Daddy's Little Whore
Daddy’s Little Whore – Part 18

CLINT’S POV

It was the second time Keira had missed my sessions. She always came earlier than usual but I had not seen a sign of her. Not once, but twice. Something was up. I could feel it in my guts.

Her file lay strewn across my desk as I picked it up, flipping through for her number. It was not out of pocket to check in on a client who had continually missed their sessions, I told myself. I would do the same if it was the same case with another client.

I dialled her number and it rang as I waited for the line to get connected. It did not. To my utmost disappointment, Keira’s phone went straight to her voicemail followed by a loud and annoying beep filling my ears that should have been her voice instead.

Was she ignoring me? Our last session had gone amazing, even though in the end, she had acted out. But I thought she was making progress. But with this little act of display, I was starting to doubt myself and my abilities. Or was it because I sent her home? Had she felt embarrassed?

It was definitely out of pocket this time if I decided to visit her. It would be shattering the boundaries I had tried to build up through weeks of torture, through weeks of wanting her and not being able to do anything about it.

I did not care anymore.

I snatched up my car keys to drive down to her house. The receptionist mentioned something about an appointment I had on my way out but her words fell on deaf ears.

Keira’s address remained fresh in my memory since I had dropped her home once before. I still remembered the way there even if I tried to get it out of my head.

Her car was packed outside the apartment when I pulled over at the other side of the road. She was home. She had to be. Otherwise I would be doing a search hunt and will not rest till I found her.

I pressed the doorbell and the sound resonated around the house. I could sense someone staring at me through the door’s peephole. Then after what seemed like a lot of hesitation on her side, Keira’s door clicked open.

She was wearing a cream cardigan and light-wash jeans when she appeared in the doorway.
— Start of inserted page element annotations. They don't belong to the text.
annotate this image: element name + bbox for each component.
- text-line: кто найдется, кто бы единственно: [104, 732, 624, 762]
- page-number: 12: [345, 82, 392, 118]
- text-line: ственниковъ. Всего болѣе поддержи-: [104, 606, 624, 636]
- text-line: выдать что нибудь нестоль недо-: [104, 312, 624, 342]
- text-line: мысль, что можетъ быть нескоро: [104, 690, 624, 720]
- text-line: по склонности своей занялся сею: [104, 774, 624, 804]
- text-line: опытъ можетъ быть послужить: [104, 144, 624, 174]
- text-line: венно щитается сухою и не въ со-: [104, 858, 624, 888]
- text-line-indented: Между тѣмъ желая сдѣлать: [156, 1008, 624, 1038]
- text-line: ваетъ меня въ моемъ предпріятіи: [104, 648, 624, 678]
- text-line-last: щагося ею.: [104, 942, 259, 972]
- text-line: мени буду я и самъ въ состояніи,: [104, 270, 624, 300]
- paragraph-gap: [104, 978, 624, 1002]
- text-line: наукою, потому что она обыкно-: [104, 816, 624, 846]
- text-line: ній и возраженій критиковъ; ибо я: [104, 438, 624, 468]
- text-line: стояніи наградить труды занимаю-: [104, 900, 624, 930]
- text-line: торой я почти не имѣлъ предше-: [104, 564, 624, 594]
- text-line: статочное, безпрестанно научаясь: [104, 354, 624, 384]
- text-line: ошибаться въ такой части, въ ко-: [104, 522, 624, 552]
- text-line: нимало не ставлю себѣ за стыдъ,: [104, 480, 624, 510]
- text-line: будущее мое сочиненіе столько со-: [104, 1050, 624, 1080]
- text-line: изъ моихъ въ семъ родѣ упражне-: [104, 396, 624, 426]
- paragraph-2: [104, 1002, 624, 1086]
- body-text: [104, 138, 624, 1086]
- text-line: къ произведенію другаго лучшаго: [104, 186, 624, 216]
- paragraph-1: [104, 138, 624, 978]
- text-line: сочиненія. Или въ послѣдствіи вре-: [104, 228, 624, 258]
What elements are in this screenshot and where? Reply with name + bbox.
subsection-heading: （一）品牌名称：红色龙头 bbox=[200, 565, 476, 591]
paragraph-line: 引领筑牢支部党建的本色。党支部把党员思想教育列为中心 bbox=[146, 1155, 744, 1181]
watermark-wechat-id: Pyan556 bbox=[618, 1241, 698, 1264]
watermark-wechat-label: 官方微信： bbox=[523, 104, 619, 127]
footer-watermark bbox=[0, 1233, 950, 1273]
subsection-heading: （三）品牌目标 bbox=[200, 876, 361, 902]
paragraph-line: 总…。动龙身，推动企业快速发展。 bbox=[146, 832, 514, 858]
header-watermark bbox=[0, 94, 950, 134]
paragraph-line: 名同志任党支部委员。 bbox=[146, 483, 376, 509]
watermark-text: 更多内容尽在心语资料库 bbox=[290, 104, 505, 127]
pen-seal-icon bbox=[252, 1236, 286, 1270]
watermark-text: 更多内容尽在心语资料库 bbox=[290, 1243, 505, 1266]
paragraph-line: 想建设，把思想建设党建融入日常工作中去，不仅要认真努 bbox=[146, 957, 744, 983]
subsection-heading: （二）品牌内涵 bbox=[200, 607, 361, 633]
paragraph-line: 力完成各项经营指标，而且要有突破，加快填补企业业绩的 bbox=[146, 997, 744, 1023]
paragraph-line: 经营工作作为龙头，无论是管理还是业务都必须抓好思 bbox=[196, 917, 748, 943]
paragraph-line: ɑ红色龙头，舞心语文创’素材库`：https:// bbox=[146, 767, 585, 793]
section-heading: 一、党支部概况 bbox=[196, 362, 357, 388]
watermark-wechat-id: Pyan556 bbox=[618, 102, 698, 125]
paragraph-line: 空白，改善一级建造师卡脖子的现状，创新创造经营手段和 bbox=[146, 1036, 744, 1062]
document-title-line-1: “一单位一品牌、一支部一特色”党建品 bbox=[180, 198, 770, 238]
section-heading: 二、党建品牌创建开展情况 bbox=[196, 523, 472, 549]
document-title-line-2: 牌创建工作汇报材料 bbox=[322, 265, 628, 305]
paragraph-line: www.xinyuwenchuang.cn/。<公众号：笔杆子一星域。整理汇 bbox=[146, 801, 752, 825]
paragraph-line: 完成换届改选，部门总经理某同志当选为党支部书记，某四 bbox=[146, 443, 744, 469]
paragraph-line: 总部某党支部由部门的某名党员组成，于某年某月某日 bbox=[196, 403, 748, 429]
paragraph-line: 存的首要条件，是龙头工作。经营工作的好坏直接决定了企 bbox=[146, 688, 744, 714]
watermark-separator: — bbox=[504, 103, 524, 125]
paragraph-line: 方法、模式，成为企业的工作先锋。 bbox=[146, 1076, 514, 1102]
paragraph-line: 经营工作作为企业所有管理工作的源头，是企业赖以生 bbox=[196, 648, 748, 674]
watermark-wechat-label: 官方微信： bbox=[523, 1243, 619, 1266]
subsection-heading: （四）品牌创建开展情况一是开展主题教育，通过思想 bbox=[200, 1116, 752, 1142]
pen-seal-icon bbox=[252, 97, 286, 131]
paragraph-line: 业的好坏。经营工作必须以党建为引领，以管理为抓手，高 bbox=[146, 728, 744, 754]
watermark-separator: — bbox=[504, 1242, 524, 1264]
Her hair looked slightly wet and smelled thick of shampoo.

“Clint,” Keira said casually, not seeming surprised by my visit. “Hi.”

“Can I come in?” I said slowly. “Or will you come out?”

Silently, she stepped out, closing the door behind her.

I cleared my throat, prompting conversation. “Is there a reason you have not been attending sessions?”

A smile played on her lips. “Do you visit all your clients if they miss a session, or am I just an exception?”

I shrugged languidly, hands deep in my pockets. “You have always been an exception.”

Keira’s gaze softened a little and all smile was gone from her lips. “It is so sad that I am a mess. I do not think I can change. That is why I stopped coming. You should have saved yourself the trouble.”

“You should not quit therapy when we have only just started. You were doing great the last time.”

Keira shook her head like she did not agree with me. “You do not understand.”

“Then make me.”

Her cardigan absorbed the light, and I imagined it was warm. I imagined how good it would feel to press myself flat against it and feel the heat melt into my body. My mind reeled back to when we had s*x in my office, when her body heat seeped right into my bone.

Then I swallowed and ripped the thought away. I was so damn touch-starved.

“Clint…”

“Will you come somewhere with me?” I noticed her hesitation, then elaborated. “Let us go for a ride. You seem like you have too much in your head.”

Keira nodded and followed me to the other side where I had my car parked. I opened the door for her and she slid into the passenger’s seat.

“There is a park around the corner,” she said. “We can go there and talk.”

That was not a very good idea considering the situation I was currently in. “I prefer the privacy of my car.”

Keira lifted a brow. “Are you embarrassed to be seen with me?”

I could not tell if she was being serious or not. How did she come to that conclusion? “Would you believe that even if I told you?” I asked. “I am not embarrassed to be seen with you. It is definitely not that.”

When I started the car, she stayed silent. Keira did not ask further questions, even though I felt she should. We had driven for about half an hour and she was still quiet. I turned to give her a once-over, but it was like she was purposefully ignoring me.

So with a sigh, I confessed. “You have to understand that I am at a point where I can’t be seen with another woman.”

I did not state the reason, and I was relieved Keira did not probe further. Instead, she rested her head on the car’s window pane.

“I had s*x with my yoga instructor,” she said out of the blue. “I do not know why I did it.”

“That is not enough reason to miss your session.” My hands tightened around the steering wheel as a weird feeling overcame me. I could not put a finger to it.

“I felt guilty. Which has probably never happened before. I love s*x, so why should I be guilty about that?”

“More self awareness?” I asked rhetorically but she shook her head.

“No. I felt guilty because it was not you. I wanted it to be you.”

The second it left her mouth, she realized the gravity of it. Because it was so much more than just a few words. It meant that she was not just a client. It meant that we were already deeply rooted in each other. And in all honesty, I had no idea how to cope with that.

I stared at her again as I tried to steady my voice. “Are you free this Saturday? We should have a night out.”

“I thought you could not be seen with another woman?”

I smiled wide at her tease. “You have always been an exception.”